Resilience is defined as the ability to recover quickly from a setback or other adversity – literally, the ability to bounce back. So with computer networks, how do we conceive of resilience in the environment?
This article discusses four factors to consider when considering network resiliency, as well as how businesses can build redundancy into their network infrastructure.
1. Everything Fails
The first step in designing a resilient network is understanding the reality that everything fails: routers, switches, circuits, cables, small form factor pluggable modules, and even interconnects. It is necessary perform regular network maintenance. This maintenance keeps systems at proper software levels, allows security patches to be applied, and even schedules hardware maintenance and replacement.
2. Opening hours
Second, network teams need to think about the operating hours of the environment. For example, an office network might not have users after hours or on weekends. This type of network may have strict requirements for reliability and availability during normal hours, but it can be maintained after hours. Other environments, such as data centers or life and security systems – for example, 911 centers and hospitals – need to operate 24/7. Therefore, proper design of these networks must take into account both failures and the ability to operate during maintenance.

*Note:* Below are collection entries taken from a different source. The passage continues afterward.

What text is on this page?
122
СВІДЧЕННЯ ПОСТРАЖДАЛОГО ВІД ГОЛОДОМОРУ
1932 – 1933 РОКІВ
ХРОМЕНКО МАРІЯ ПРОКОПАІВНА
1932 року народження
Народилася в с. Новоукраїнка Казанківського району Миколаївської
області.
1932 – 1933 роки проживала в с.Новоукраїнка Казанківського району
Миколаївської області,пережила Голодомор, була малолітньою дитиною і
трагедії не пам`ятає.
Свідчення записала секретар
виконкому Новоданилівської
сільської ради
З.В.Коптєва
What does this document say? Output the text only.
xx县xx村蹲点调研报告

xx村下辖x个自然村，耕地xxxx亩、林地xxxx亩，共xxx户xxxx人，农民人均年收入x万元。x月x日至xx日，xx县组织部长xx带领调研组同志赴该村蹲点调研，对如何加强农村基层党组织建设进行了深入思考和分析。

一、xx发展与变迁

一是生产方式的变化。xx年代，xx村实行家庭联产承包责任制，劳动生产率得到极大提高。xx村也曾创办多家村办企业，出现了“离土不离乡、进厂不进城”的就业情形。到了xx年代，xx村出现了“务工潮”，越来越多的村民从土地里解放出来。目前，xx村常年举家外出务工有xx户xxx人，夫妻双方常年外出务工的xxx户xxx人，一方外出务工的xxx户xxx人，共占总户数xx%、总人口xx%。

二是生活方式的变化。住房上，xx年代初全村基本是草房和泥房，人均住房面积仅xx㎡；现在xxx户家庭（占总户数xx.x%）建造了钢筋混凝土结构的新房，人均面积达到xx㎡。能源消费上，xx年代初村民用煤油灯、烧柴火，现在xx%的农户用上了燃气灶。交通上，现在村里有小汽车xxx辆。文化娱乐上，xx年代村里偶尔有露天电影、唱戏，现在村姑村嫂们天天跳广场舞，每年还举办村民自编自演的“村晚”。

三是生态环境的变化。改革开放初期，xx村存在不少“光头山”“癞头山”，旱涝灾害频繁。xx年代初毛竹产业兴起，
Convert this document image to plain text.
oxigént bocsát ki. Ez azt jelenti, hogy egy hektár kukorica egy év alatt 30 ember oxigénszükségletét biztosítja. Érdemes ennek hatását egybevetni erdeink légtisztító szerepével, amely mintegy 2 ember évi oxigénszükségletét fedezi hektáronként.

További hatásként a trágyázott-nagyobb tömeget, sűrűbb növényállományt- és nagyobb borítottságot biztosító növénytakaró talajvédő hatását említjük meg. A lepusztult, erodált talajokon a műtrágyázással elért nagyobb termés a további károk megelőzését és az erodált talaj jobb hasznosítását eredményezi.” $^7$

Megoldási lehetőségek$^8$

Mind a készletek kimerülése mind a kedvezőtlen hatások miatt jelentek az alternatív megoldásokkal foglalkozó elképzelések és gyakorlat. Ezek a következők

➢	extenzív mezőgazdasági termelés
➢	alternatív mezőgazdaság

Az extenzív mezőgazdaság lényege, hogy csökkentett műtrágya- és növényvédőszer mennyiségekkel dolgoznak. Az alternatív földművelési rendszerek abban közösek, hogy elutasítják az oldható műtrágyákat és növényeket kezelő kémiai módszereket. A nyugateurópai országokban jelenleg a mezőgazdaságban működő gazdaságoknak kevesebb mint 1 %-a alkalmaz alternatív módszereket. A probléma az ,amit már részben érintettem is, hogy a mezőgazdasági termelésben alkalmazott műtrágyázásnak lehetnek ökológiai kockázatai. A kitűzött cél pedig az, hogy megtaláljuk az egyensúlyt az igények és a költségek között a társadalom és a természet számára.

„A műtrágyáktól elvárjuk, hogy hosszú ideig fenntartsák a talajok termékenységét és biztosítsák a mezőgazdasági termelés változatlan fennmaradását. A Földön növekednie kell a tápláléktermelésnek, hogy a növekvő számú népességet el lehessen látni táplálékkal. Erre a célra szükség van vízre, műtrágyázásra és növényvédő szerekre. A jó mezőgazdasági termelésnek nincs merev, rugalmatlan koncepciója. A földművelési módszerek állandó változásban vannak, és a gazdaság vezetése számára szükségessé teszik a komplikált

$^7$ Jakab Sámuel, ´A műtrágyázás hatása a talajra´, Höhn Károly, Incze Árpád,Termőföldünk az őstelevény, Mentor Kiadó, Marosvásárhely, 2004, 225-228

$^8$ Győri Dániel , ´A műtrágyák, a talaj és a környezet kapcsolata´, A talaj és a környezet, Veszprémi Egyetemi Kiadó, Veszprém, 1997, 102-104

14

3. Virtualization, cloud and SaaS applications
The next step is to consider the effect of virtualization, cloud, and SaaS application suites. While it may seem that cloud-based applications are beyond the control of IT, nothing could be further from the truth. For example, AWS goes to great lengths to advise customers on the availability provided by applications. The applications provide significantly different Service Level Agreements to users based on where they are hosted, such as in single Availability Zones, in multiple Availability Zones, or operating in multiple Regions. How companies and their customers connect to cloud or SaaS providers is also important.
4. Reliable remote connectivity
Finally, in the age of the COVID-19 pandemic, businesses need to think about the reliability of their remote connectivity. Does connectivity run across primary or secondary VPN concentrators, or is it distributed across a group of systems, allowing for the scale needed for maintenance?
Create redundancy at all layers
So how do teams go about building a resilient network design? Ultimately, it is important to understand that redundancy is just a tool to create resiliency.
Dozens of books are filled with advice on resilient network design techniques – I recommend Computer network problems and solutions by Russ White and Ethan Banks. But the bottom line with resiliency is that companies need to apply redundancy to all layers of their infrastructure. This means designing with modularity and maintaining physical and logical separation between functional elements.
While site availability and resiliency can be established with circuit and component redundancy, applications that require continuous availability should be designed to be distributed across multiple data centers and Availability Zones. This allows operation of the application during AWS, VMware, or other maintenance at any given location.
The most important component of this paradigm is the concept of network automation. This is how teams can ensure that changes are not susceptible to human error. Script sets require rigorous review, and all changes require proper documentation and testing. Any given change requires a minimum set of scripts, which includes one script to apply the change and another to test and validate the change. Finally, teams need a plan to handle exceptions and have a backup script to roll the environment back to its pre-change baseline.